Wednesday, September 7, 2011
The other day I went to bread co, I was sitting down to eat when I looked down and there was a chunk of a DEAD BIRD on my table... a piece of carcass... a slice of an flesh on the table. I think the person before me was eating it.... I mean seriously. It was a slice of turkey but I hadn't been that close to meat in a long time and it totally took me off guard, that some animal had died... and then some human had sliced its dead body up and served it to someone... and then that person left pieces of their dead-body-meal on my table. That is all I could think about when I saw it... who eats a dead bird?
Monday, September 5, 2011
My dad and I made pizza last night. He never liked cheese so we only put Daiya on my half. I know before I had mentioned to use Daiya sparingly because of its miraculous melting capabilities... but I just love it too much. I used a whole bag on my side and the stuffed crust...and on eating it out of the bag... woops! We also had black olives and tomatoes (his side only!) To stuff the crust I just pulled up on the crust, shoved in some Daiya, and pinched it down! probably best done before you put the sauce on but I was A) too excited about having pizza and B) making stuffed crust for the first time and wasn't thinking technically. It turned out really well... however the crust could have used more Daiya... better yet everything could use more Daiya, but that is beside the point. I LOVED it, and hadn't had stuffed crust in years! If you think you can't go vegan because of the cheese, this will change your mind! Marvel in the beauty of Daiya!

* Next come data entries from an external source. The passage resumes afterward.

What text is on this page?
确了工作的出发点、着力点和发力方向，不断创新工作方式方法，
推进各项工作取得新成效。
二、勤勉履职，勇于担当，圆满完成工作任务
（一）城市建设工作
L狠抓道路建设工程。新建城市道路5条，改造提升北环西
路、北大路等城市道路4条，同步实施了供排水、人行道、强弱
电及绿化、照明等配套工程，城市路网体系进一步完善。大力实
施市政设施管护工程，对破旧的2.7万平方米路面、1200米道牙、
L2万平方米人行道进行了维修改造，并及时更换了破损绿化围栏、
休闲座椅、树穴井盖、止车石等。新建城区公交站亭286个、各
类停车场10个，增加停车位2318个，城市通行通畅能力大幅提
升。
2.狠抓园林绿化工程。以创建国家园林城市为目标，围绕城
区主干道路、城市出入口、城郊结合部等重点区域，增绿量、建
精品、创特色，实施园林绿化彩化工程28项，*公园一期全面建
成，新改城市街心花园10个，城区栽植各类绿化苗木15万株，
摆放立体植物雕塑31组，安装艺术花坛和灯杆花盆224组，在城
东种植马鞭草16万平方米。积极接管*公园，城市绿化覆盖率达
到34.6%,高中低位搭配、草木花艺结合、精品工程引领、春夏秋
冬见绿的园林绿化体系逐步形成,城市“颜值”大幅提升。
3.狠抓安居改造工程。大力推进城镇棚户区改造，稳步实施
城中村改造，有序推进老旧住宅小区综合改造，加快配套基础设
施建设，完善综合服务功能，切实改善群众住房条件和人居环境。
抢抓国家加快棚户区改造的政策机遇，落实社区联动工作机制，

I wanted to bring up a very important note. Not all vegan's are exactly the same. This is extremely crucial to remember. Not all humans are the same either. Where each individual draws the line is their own decision and no one has the right to question this. I personally consume honey, sugars that are processed with bone char, and I am sure tons of other enzymes and whatnot. I do not consume gelatin or eggs, dairy, whey, casein, and the like. I do however have a don't ask don't tell policy when I go out to eat with things like bread or noodles, as dairy in these will not cause me to get sick. I do not want people thinking being vegan is a drag and I don't want waiters spitting in my food. You may disagree with this, feel free, just know that everyone is entitled to their own opinion and just that. It swings both ways. Just be aware that I am not really concerned with trace amounts of potential animal derived ingredients (like glycerides, etc) if you are, double check your ingredients before following my recipes. And please, be respectful of everyone's choices. Being vegan is about being compassionate (for some people) and ragging on someone for not being "vegan-enough" like vegetarians, pescatarians, and flexitarians is not compassionate. They are on your side, so harping on them about when they are going to take the plunge is inconsiderate. It will be more beneficial if you are a good friend and walk with them through life, remember they are a sentient being as well and deserve just as much respect as the animal you are trying to save.